遺伝子組み換え昆虫で世界初の野外実験
2001年12月7日ホットワイアードニュースから要約
2001年10月、遺伝子組み換えをした蛾が米国アリゾナ州の綿花畑に多数放された。これは米国農務省が遺伝子組み換え昆虫の野外実験に初めて認可を与え、歴史的実験にゴーサインを出したからだ。
この実験はアリゾナ州フェニックスにある農務省の施設で金網に囲まれた野外フイールドで行われた。
放たれたのは綿花の害虫である、ワタキバガ(綿牙蛾)で、遺伝子組み換えを行った多数のワタキバガの繁殖能力を調べるのが目的だ。

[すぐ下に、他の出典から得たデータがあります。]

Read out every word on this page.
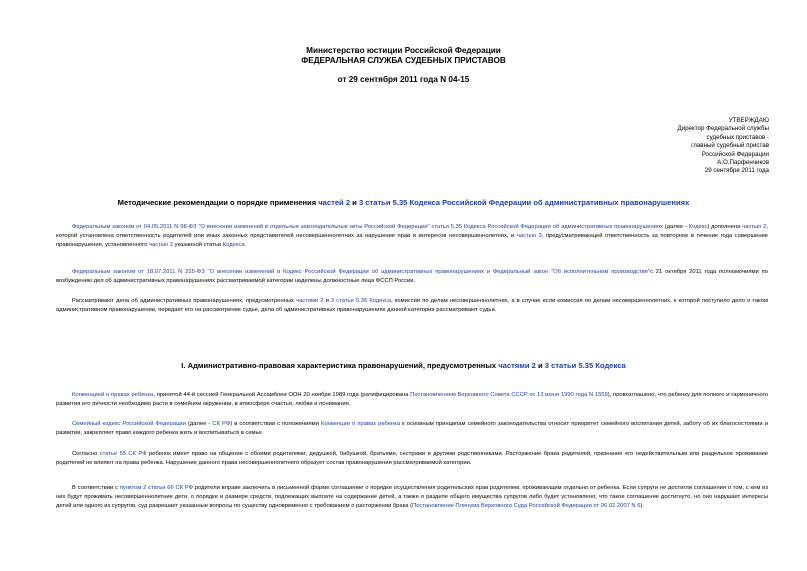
Министерство юстиции Российской Федерации
ФЕДЕРАЛЬНАЯ СЛУЖБА СУДЕБНЫХ ПРИСТАВОВ
от 29 сентября 2011 года N 04-15
УТВЕРЖДАЮ
Директор Федеральной службы
судебных приставов -
главный судебный пристав
Российской Федерации
А.О.Парфенчиков
29 сентября 2011 года
Методические рекомендации о порядке применения частей 2 и 3 статьи 5.35 Кодекса Российской Федерации об административных правонарушениях
Федеральным законом от 04.05.2011 N 98-ФЗ "О внесении изменений в отдельные законодательные акты Российской Федерации" статья 5.35 Кодекса Российской Федерации об административных правонарушениях (далее - Кодекс) дополнена частью 2, которой установлена ответственность родителей или иных законных представителей несовершеннолетних за нарушение прав и интересов несовершеннолетних, и частью 3, предусматривающей ответственность за повторное в течение года совершение правонарушения, установленного частью 2 указанной статьи Кодекса.
Федеральным законом от 18.07.2011 N 225-ФЗ "О внесении изменений в Кодекс Российской Федерации об административных правонарушениях и Федеральный закон "Об исполнительном производстве"с 21 октября 2011 года полномочиями по возбуждению дел об административных правонарушениях рассматриваемой категории наделены должностные лица ФССП России.
Рассматривают дела об административных правонарушениях, предусмотренных частями 2 и 3 статьи 5.35 Кодекса, комиссии по делам несовершеннолетних, а в случае если комиссия по делам несовершеннолетних, к которой поступило дело о таком административном правонарушении, передает его на рассмотрение судье, дела об административных правонарушениях данной категории рассматривают судьи.
I. Административно-правовая характеристика правонарушений, предусмотренных частями 2 и 3 статьи 5.35 Кодекса
Конвенцией о правах ребенка, принятой 44-й сессией Генеральной Ассамблеи ООН 20 ноября 1989 года (ратифицирована Постановлением Верховного Совета СССР от 13 июня 1990 года N 1559), провозглашено, что ребенку для полного и гармоничного развития его личности необходимо расти в семейном окружении, в атмосфере счастья, любви и понимания.
Семейный кодекс Российской Федерации (далее - СК РФ) в соответствии с положениями Конвенции о правах ребенка к основным принципам семейного законодательства относит приоритет семейного воспитания детей, заботу об их благосостоянии и развитии, закрепляет право каждого ребенка жить и воспитываться в семье.
Согласно статье 55 СК РФ ребенок имеет право на общение с обоими родителями, дедушкой, бабушкой, братьями, сестрами и другими родственниками. Расторжение брака родителей, признание его недействительным или раздельное проживание родителей не влияют на права ребенка. Нарушение данного права несовершеннолетнего образует состав правонарушения рассматриваемой категории.
В соответствии с пунктом 2 статьи 66 СК РФ родители вправе заключить в письменной форме соглашение о порядке осуществления родительских прав родителем, проживающим отдельно от ребенка. Если супруги не достигли соглашения о том, с кем из них будут проживать несовершеннолетние дети, о порядке и размере средств, подлежащих выплате на содержание детей, а также о разделе общего имущества супругов либо будет установлено, что такое соглашение достигнуто, но оно нарушает интересы детей или одного из супругов, суд разрешает указанные вопросы по существу одновременно с требованием о расторжении брака (Постановление Пленума Верховного Суда Российской Федерации от 06.02.2007 N 6).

ワタキバガには緑色に発光するクラゲ遺伝子が組みこまれた。子孫が発光するので繁殖能力(交尾能力)を確認できるからだ。
研究グループは最終的にはクラゲ遺伝子の代わりに致死遺伝子を入れ、幼虫の代謝を変化させ、自然界には存在しない化学物質に依存させるようにするという。

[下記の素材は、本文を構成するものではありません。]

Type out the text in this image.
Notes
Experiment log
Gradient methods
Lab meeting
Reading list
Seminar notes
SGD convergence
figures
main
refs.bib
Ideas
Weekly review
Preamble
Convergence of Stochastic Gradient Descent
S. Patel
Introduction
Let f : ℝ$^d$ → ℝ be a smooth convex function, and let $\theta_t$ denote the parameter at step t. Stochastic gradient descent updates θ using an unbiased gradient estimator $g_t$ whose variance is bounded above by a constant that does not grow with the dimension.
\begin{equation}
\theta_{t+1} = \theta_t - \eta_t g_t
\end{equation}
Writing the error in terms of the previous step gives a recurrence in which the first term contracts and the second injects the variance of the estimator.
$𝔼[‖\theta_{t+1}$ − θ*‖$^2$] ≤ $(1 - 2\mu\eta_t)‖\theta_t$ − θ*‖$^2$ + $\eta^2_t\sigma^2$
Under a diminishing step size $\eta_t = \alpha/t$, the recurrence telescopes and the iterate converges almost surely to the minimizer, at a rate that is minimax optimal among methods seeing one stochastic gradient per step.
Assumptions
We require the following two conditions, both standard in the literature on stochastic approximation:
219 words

(化学物質を与える)研究室外では生き延びられない幼虫が生まれ、全体の個体数を減らすことができるというものだ。そして数年後のオープンフイールドでの実験に向けて環境影響評価の準備を進めている。
安田節子によるコメント
遺伝子操作した昆虫を環境へ放すという恐るべき事態が目前となっていますが、これが生態系に与える影響を評価することなぞ、果たしてできるのかと思います。
ひとたび環境に置けば、それらを回収することもできないし、2度ともとの生態系、自然にもどすこともできなくなります。

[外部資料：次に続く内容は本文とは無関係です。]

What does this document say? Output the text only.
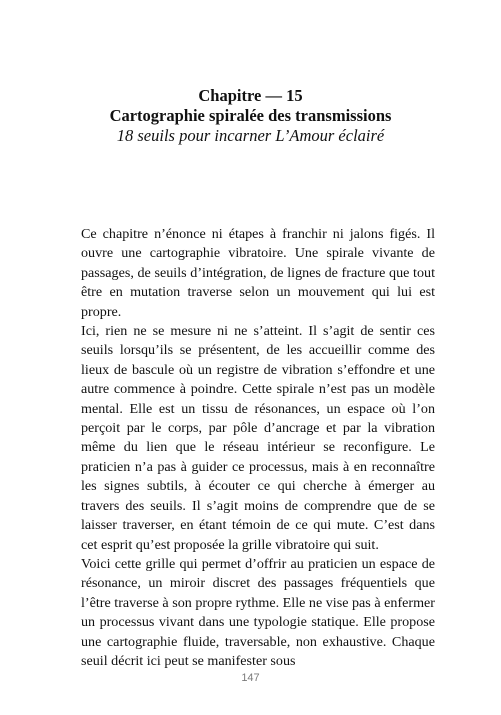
Chapitre — 15
Cartographie spiralée des transmissions
18 seuils pour incarner L’Amour éclairé

Ce chapitre n’énonce ni étapes à franchir ni jalons figés. Il ouvre une cartographie vibratoire. Une spirale vivante de passages, de seuils d’intégration, de lignes de fracture que tout être en mutation traverse selon un mouvement qui lui est propre.

Ici, rien ne se mesure ni ne s’atteint. Il s’agit de sentir ces seuils lorsqu’ils se présentent, de les accueillir comme des lieux de bascule où un registre de vibration s’effondre et une autre commence à poindre. Cette spirale n’est pas un modèle mental. Elle est un tissu de résonances, un espace où l’on perçoit par le corps, par pôle d’ancrage et par la vibration même du lien que le réseau intérieur se reconfigure. Le praticien n’a pas à guider ce processus, mais à en reconnaître les signes subtils, à écouter ce qui cherche à émerger au travers des seuils. Il s’agit moins de comprendre que de se laisser traverser, en étant témoin de ce qui mute. C’est dans cet esprit qu’est proposée la grille vibratoire qui suit.

Voici cette grille qui permet d’offrir au praticien un espace de résonance, un miroir discret des passages fréquentiels que l’être traverse à son propre rythme. Elle ne vise pas à enfermer un processus vivant dans une typologie statique. Elle propose une cartographie fluide, traversable, non exhaustive. Chaque seuil décrit ici peut se manifester sous

147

世代交代するうちに、思いもよらない変異を遂げた個体が生まれ、死なずに繁殖したりするかもしれないし、連鎖的に他の生物へ影響を与えていく事もあるでしょう。
マラリアを媒介する蚊を絶やしてしまおうと、蚊の組み換え実験が行われ、これの野外実験も数年内の視野に入っています。
すでに米国の綿花の65%が遺伝子組み換えの殺虫ワタで、ワタキバガを殺す毒素を出しています。
しかし、毒素に耐性を持つワタキバガが生まれるようになり、生産の脅威となっているのです。
そして今度は、蛾の中に毒素を作って殺してしまおうという。まるで魔法使いの弟子のようです。師匠の真似をして、自分も師匠のようにできるとお調子に乗って使った魔法が、止め方がわからず災難を受けるという話のようになりはしないでしょうか。